Devrimci hamlenin ancak bir tür aşırılıkçı ruh halinden doğabileceğini unutmuş bir biçimde çoğu zaman aşırı realist değerlendirmeler duymaya alıştık sosyalistlerden. Kendisini güç dengelerinin kafesine sıkışmış ve bu güç dengelerini alt üst edebilecek bir ufuktan mahrum konumlandıran, özgüvensiz bir sosyalist hareketin devrimci çıkış olasılığını maddileştirmesi oldukça zor. İhtiyaç duyulan öz güven, taktiksel netlik ve hedefe kilitlenme henüz yeterli düzeyde ortaya çıkmış değil.

Sürecin işçi sınıfının merkezinde olduğu, ezilenlerin diğer öbeklerine de sahici bir kurtuluş seçeneği sunduğu aşağıdan yukarıya adım adım güçlenerek inşa edileceğine dair bir beklentinin en azından yakın gelecekteki hesaplaşmada devrimci seçeneği güçlendirecek sonuçlar yaratabilmesi anlamında somutlaşması dışında başka bir devrimci seçenek mümkün mü? Faşizmin tam anlamıyla kurumlaşması ya da ilgası yönünde adımlar atılmaya çalışıldığında ve muhtemelen seçim sonrasında ortaya çıkabilecek kriz anında kararlı bir anti faşist bloğun öncülüğünü üstelenerek öne çıkmak söz konusu olabilir mi? Bu, o ana dair güçlü bir hazırlık ile mümkün olabilir ancak. Ancak devrimci seçenek üzerine kafa yoranların bu doğrusal yükseliş (tabandan örgütlenmenin ve ittifakların adım adım örülmesiyle paralel) ya da sıçramalı (politik krizin tepe noktasında, diğer alternatifler birbirini yıpratırken en kararlı ve radikal seçenek olarak inisiyatif kazanmak) üzerine net planlara sahip olması gerekir.

Konsolidasyon (faşist bloğun kendi politik alternatiflerini “yasal” alanın dışına de facto ya de jure olarak atması) seçeneğini tartışmayı sonraki yazılara bırakalım.

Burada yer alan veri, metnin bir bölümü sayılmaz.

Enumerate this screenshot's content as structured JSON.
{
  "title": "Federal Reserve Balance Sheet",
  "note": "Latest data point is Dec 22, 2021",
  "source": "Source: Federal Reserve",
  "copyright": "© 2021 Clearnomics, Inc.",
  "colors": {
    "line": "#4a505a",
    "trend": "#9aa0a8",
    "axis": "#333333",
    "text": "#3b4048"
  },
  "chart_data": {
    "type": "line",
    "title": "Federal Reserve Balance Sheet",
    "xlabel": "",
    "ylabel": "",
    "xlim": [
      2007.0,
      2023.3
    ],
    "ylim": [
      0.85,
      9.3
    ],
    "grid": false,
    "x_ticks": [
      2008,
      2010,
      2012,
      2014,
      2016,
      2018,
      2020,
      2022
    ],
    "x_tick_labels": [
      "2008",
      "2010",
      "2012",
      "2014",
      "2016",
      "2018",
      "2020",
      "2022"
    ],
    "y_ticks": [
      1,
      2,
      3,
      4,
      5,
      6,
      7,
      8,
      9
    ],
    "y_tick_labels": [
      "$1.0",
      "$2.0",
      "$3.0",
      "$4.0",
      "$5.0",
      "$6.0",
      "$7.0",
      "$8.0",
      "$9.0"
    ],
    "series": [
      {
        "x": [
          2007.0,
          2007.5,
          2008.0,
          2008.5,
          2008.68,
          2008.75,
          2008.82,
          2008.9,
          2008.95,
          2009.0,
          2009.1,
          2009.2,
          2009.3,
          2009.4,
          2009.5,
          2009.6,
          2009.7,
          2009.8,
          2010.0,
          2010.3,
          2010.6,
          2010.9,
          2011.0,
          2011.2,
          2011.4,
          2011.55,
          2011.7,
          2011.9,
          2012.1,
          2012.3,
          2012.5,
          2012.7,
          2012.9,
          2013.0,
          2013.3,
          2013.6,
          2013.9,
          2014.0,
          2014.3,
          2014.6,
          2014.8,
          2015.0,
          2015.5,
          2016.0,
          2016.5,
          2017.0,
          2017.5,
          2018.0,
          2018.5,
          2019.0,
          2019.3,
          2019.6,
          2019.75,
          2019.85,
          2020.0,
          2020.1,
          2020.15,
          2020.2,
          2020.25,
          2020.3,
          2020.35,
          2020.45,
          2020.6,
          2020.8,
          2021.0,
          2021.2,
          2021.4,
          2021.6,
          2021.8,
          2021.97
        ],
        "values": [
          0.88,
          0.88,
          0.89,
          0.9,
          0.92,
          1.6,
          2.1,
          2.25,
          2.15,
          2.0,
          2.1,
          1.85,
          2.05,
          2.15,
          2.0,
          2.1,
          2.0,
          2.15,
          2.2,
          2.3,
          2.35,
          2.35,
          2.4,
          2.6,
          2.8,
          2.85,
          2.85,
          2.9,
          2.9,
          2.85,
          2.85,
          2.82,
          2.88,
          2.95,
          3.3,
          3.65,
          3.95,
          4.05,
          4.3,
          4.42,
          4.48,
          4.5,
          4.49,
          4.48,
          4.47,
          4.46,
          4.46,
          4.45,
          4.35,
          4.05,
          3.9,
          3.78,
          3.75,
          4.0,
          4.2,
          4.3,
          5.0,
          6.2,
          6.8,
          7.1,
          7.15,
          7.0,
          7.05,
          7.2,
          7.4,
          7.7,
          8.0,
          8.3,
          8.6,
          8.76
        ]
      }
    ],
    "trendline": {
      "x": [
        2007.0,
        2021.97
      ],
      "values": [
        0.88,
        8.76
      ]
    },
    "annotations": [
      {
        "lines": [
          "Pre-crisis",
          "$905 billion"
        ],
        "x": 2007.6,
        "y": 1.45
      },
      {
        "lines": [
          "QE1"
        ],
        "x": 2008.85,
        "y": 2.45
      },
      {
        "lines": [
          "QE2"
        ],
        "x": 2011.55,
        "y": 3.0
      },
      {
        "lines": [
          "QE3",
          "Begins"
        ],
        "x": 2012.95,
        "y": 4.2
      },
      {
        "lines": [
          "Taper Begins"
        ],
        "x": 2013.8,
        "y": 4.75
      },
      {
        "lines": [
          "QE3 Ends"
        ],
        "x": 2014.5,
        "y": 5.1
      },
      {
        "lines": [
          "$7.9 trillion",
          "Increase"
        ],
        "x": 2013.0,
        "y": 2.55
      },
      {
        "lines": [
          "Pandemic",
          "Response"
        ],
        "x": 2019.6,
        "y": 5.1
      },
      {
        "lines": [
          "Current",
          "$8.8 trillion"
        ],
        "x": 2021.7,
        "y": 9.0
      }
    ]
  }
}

Ancak restorasyon cephesinde artık bir değil iki seçeneğe sahip olduğumuzun altını çizmekte fayda var. Bu seçenekler Millet İttifakı’nda somutlaşan restorasyon seçeneğinin politik merkezini etkilemek üzerine yürütülen mücadeleler tarafından yaratıldı. HDP’nin biraz da tesadüfi gelişmeler sonrasında restorasyonun uysal bir destekçisi olmayacağını yüksek sesle ifade etmesi aslında Millet İttifakı’nın programını görece daha demokratik bir zemine çekme girişimi olarak okunmalı. Bu hamle karşılıksız kalmadı ve düzensiz göçmenler üzerinden tepki kah köpürtülerek kah da yönlendirilerek “demokratikleşme” seçeneğine karşı bir balans ayarı yapılmaya çalışıldı. Burada Kürt sorununda reformist bir çabaya zinhar yol vermeyecek, “öfkeli genç Türklerin” hassasiyetlerini hareketin merkezine koyarak HDP’den gelecek oy desteğinin ikamesinin, konsolidasyon cephesinin tabanında yaşanan çözülmeye dayanarak gerçekleşebileceğini temellendiren, restorasyonun ideolojik iskeletini de “neo-Kemalizm”in oluşturacağı bir bakış açısı güçlendirildi. Hem sınıf meselesini hem de ulusal sorunu baskılayacak “muhalif ama hegemonik” bir söylemin restorasyon cephesinin diline hakim olması şimdilik başarıldı.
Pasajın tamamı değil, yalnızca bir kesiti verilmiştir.